Габриель бросил взгляд на указанные ему кузнецом изречения и не смог сдержать горькую улыбку, отлично понимая отвратительный расчет, который продиктовал иезуитам выбор этих изречений. Поэтому он поспешил ответить господину Гарди взволнованным голосом:

— О нет! Далеко не все на этом свете тлен, обман, страдание, разочарование и суета… Нет, человек родится не для того, чтобы страдать. Бог в своей отеческой доброте совсем не желает, чтобы человек, которого он создал для счастья и любви в этом мире, вечно страдал…

— Слышите… господин Гарди… слышите, что он говорит? — волновался кузнец. — А ведь он тоже священник… Но он истинный пастырь… он не согласен с ними…

— Увы, господин аббат, — сказал господин Гарди. — Однако эти изречения и правила взяты из книги, которую ставят почти наравне со Священным Писанием.

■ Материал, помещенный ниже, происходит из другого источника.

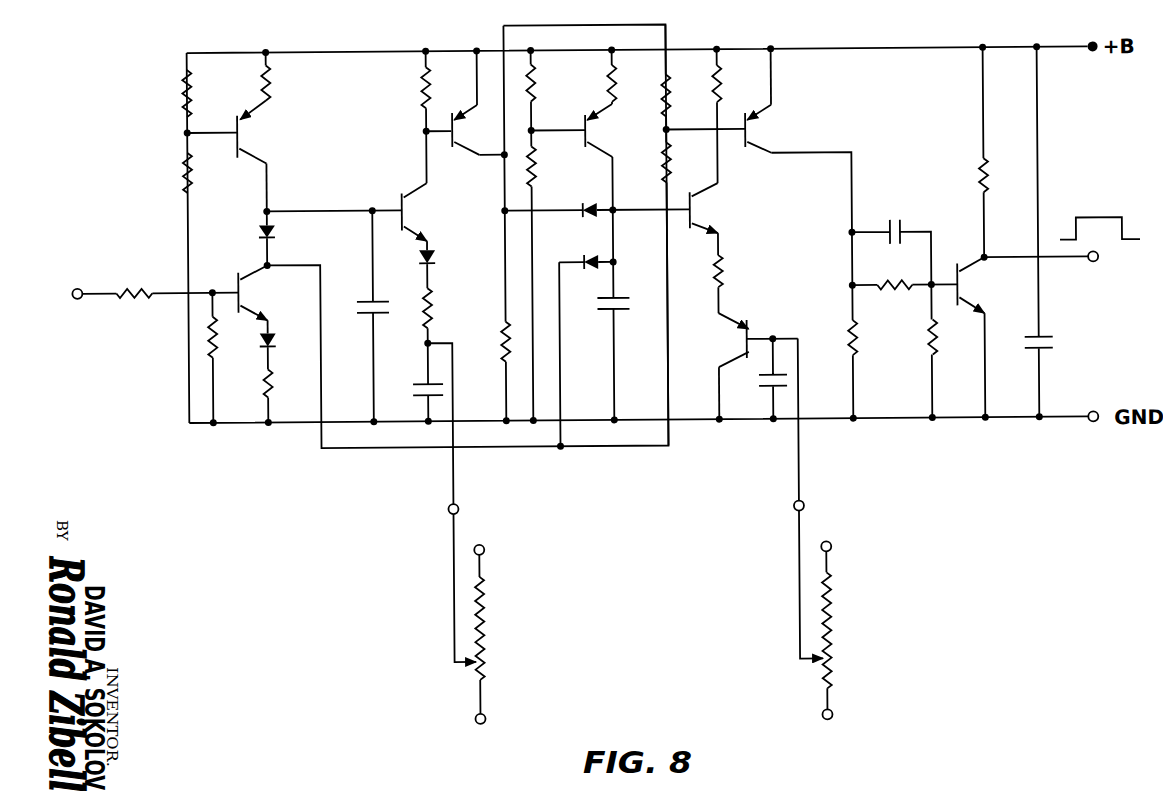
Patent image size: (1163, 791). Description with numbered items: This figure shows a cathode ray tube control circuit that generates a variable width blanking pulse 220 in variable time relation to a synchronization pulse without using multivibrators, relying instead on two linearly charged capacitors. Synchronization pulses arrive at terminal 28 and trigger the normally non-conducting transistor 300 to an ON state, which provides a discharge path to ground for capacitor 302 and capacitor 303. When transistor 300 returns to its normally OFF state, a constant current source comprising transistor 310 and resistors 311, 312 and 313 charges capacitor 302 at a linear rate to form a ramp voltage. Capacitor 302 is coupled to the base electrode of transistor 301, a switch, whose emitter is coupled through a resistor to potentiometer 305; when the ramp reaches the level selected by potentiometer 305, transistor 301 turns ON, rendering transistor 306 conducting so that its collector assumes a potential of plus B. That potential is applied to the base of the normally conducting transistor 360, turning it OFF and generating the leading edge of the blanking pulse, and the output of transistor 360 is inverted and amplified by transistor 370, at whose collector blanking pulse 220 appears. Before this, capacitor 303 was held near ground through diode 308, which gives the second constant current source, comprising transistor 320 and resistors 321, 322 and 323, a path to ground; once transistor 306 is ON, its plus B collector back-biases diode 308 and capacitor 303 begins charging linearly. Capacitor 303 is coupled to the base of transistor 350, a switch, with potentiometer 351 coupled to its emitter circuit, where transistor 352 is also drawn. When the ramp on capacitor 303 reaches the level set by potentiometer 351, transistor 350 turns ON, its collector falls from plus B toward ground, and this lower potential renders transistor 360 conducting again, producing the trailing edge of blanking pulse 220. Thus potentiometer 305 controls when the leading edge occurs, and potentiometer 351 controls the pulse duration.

The terminal 28 is at (72, 290).
The horizontal blanking pulse 220 is at (1101, 221).
The transistor 300 is at (243, 293).
The transistor 301 is at (405, 212).
The capacitor 302 is at (362, 300).
The capacitor 303 is at (616, 298).
The potentiometer 305 is at (485, 650).
The transistor 306 is at (455, 131).
The diode 308 is at (590, 218).
The transistor 310 is at (246, 143).
The resistor 311 is at (273, 81).
The resistor 312 is at (191, 89).
The resistor 313 is at (193, 180).
The transistor 320 is at (589, 132).
The resistor 321 is at (618, 85).
The resistor 322 is at (537, 87).
The resistor 323 is at (537, 174).
The transistor 350 is at (694, 215).
The potentiometer 351 is at (832, 650).
The transistor 352 is at (750, 327).
The transistor 360 is at (749, 133).
The transistor 370 is at (960, 289).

— И этой книгой можно злоупотреблять, как и всяким человеческим творением! — возразил Габриель. — Она написана, чтобы закрепостить бедных монахов в их самоотречении, одиночестве, слепом повиновении и в их праздной, бесплодной жизни. Поэтому, проповедуя равнодушие ко всем, презрение к себе, недоверие к своим братьям, унизительное рабство, эта книга в утешение уверяла несчастных, что все муки этой жизни угодны Спасителю, так же как и жизнь, которую им навязывали и которая во всем противоречит вечным воззрениям Бога на человечество…

— Но тогда эта книга еще ужаснее, чем я ее находил! — воскликнул господин Гарди.

— Богохульство! Нечестие! — продолжал Габриель. Он не в силах был сдерживать долее свое негодование. — Осмеливаться прославлять праздность, уединение, недоверие друг к другу, когда самое святое в жизни — святой труд, святая любовь к ближним, святое общение с ними…

— О! Как прекрасны, как утешительны ваши слова! — воскликнул потрясенный господин Гарди. — Но отчего же тогда на земле столько несчастных, несмотря на милосердие Творца?

— Да… много на свете ужасного горя… это правда, — с нежностью и грустью промолвил Габриель. — Да, много несчастных, обездоленных, бесприютных людей страдает, голодает, не имеет пристанища и одежды среди неизмеримых богатств, которыми Создатель наградил землю не для немногих избранных, а для всех… Он желал, чтобы дележ был произведен по справедливости, но некоторые люди силой или хитростью завладели общим достоянием… Для удовлетворения жестокого эгоизма одних… бесчисленное множество людей осуждено на плачевную участь. Но вот притеснители народа всех времен и народов осмелились взять Бога в сообщники и его именем провозгласили ужасное правило: человек рожден, чтобы страдать… и его страдания и унижение угодны Богу. Да, они провозгласили это, так что чем тяжелее, невыносимее была участь эксплуатируемых, чем больше проливали они пота, слез и крови, тем довольнее, славнее был Создатель, по словам этих убийц…

— Ах! Я вас понимаю… я ожил, я вспомнил, — воскликнул вдруг господин Гарди, как будто он очнулся от сна и словно внезапный свет осиял потемки его мысли. — Да… именно в это я всегда верил до той поры, пока ужасные горести не помрачили мой рассудок.